Kate Nash at the Ogden, 11/06/10

Kiernan Maletsky
With Peggy Sue
11.06.10 | Ogden Theatre
Kate Nash, it turns out, is fucking punk rock. Yes, the Kate Nash with a single called "Merry Happy," the one with the dress-up music videos and glossy studio singles. An understandable first glance might lead you to believe she is all wink and flirt.
Look again.
Over the course of an hour and a half, Nash provided plenty of reasons to rethink the overall emotional pitch of her music. The show ended with Nash knocking things over and mashing her keyboard with her fists. She was playing "Pumpkin Soup" at the time, which does not really sound like a rager on the album.
The difference live is that she doesn't just play these songs. She relives them. Many musicians are capable of screwing up their faces while singing, and plenty of those are probably really bearing the emotional weight of their art. But Kate Nash has the unique ability to convey characters and nuance and entire narrative arcs in three minute songs. 
Kiernan Maletsky
The best example of how all this works was during the song "Birds." A straight reading of the lyrics gets you this: Girl goes to meet boy at train station, boy compliments girl, girl doesn't understand, girl can't articulate her feelings, the end. Pretty patriarchal. But live, she puts a pause after each of the boy's long-winded, fanciful pontifications on his girl's beauty. And then she says the girl's line ("What?") with a look on her face that doesn't say, "I don't understand," but rather "you're insane."
Thereby does the entire meaning of the song change. At the end, when the girl says "I like you too," it's domination rather than submission. He's just spent three verses using birds in the sky and "all the matter in the world" to try and express himself, and she comes back with Hemingway.

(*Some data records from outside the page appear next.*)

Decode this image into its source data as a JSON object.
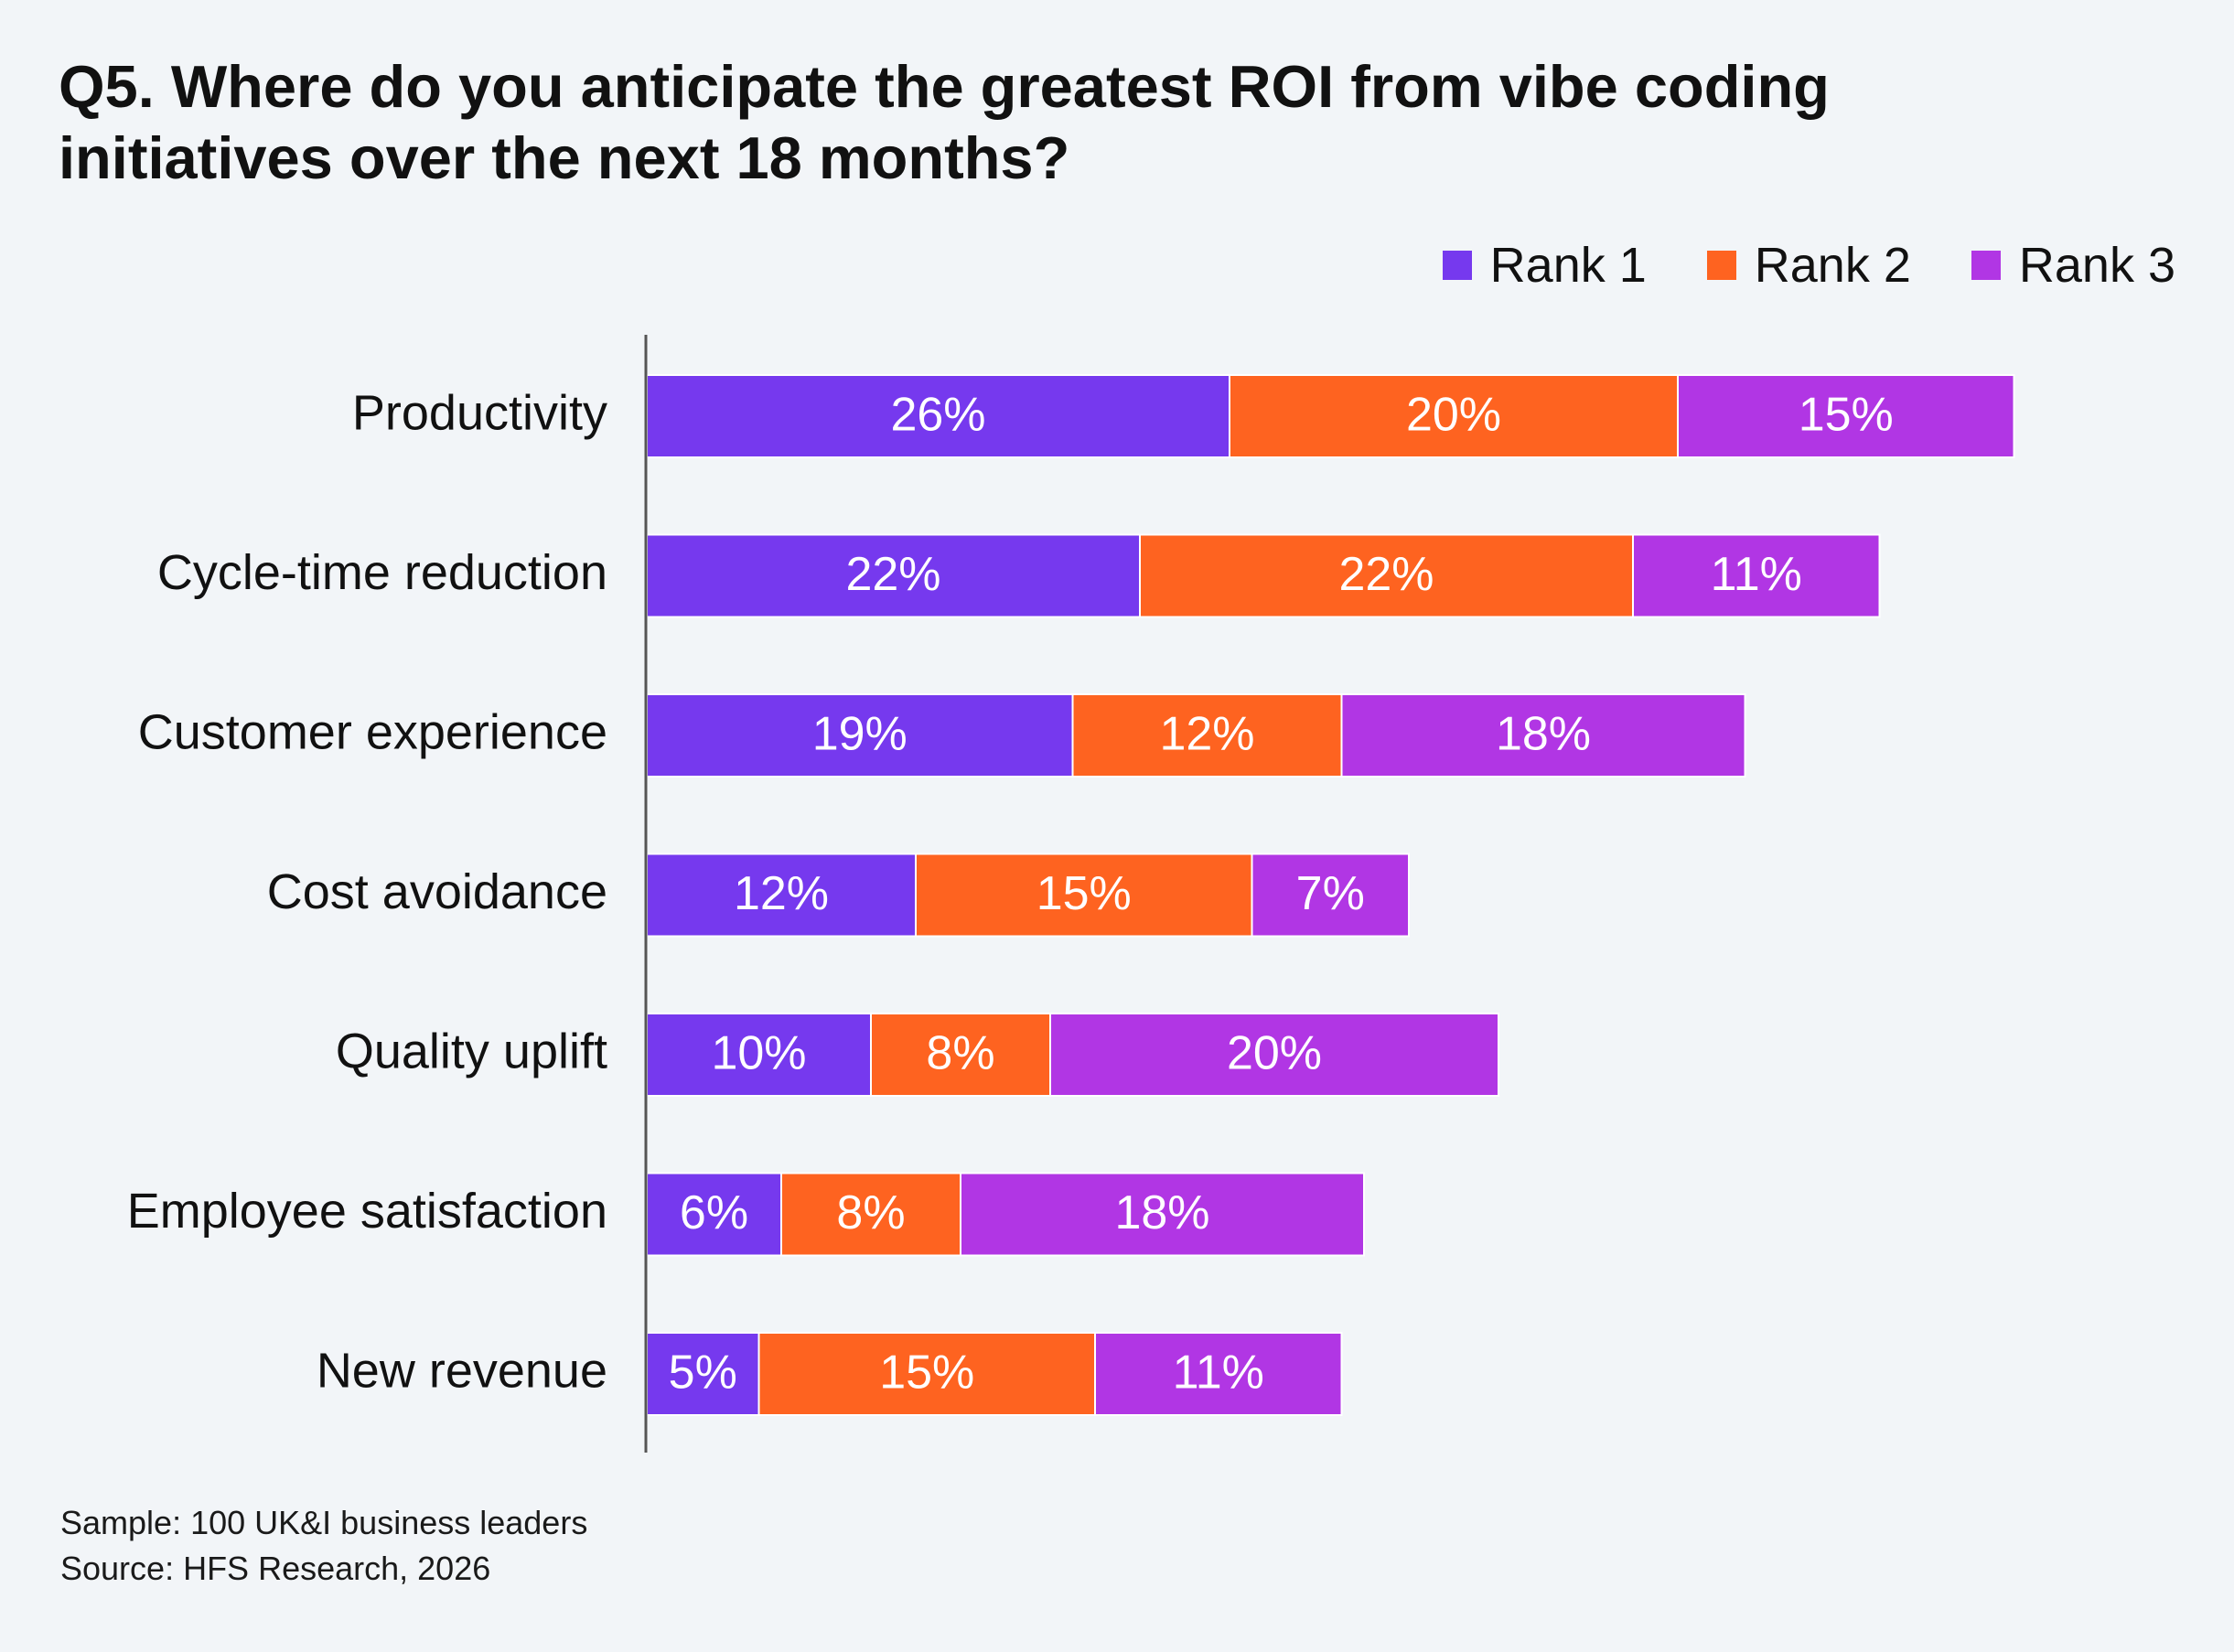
{
  "chart_data": {
    "type": "bar",
    "orientation": "horizontal",
    "stacked": true,
    "title": "Q5. Where do you anticipate the greatest ROI from vibe coding initiatives over the next 18 months?",
    "categories": [
      "Productivity",
      "Cycle-time reduction",
      "Customer experience",
      "Cost avoidance",
      "Quality uplift",
      "Employee satisfaction",
      "New revenue"
    ],
    "series": [
      {
        "name": "Rank 1",
        "color": "#7639ee",
        "values": [
          26,
          22,
          19,
          12,
          10,
          6,
          5
        ]
      },
      {
        "name": "Rank 2",
        "color": "#fe6320",
        "values": [
          20,
          22,
          12,
          15,
          8,
          8,
          15
        ]
      },
      {
        "name": "Rank 3",
        "color": "#b136e4",
        "values": [
          15,
          11,
          18,
          7,
          20,
          18,
          11
        ]
      }
    ],
    "value_suffix": "%",
    "xlabel": "",
    "ylabel": "",
    "grid": false,
    "legend_position": "top-right"
  },
  "footer": {
    "sample": "Sample: 100 UK&I business leaders",
    "source": "Source: HFS Research, 2026"
  }
}
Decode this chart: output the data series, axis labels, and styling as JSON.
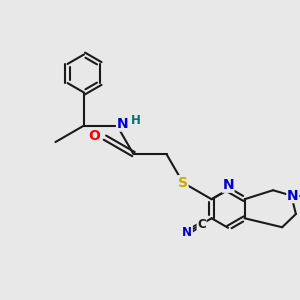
{
  "bg_color": "#e8e8e8",
  "bond_color": "#1a1a1a",
  "bond_lw": 1.5,
  "atom_colors": {
    "N": "#0000cc",
    "O": "#ff0000",
    "S": "#ccaa00",
    "C": "#1a1a1a",
    "H": "#007070"
  },
  "font_size_atom": 10,
  "font_size_small": 8.5,
  "fig_bg": "#e8e8e8"
}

If that seems like an over-reading of what is after all still a pop song about young love, it's because Nash set it up to be seen as something more by preceding it with "Mansion Song," a feminist spoken word piece of such (justified) vitriol it's hard to believe you're hearing it out of an alleged mainstream pop singer.
Part of the reason Kate Nash gets categorized the way she does is that she writes catchy music that sounds incredibly chipper. But doo-woops do not necessarily imply happiness, and it helps going in to know that her favorite band of all time is The Buzzcocks. And that she walked off stage to "Violet" by Hole.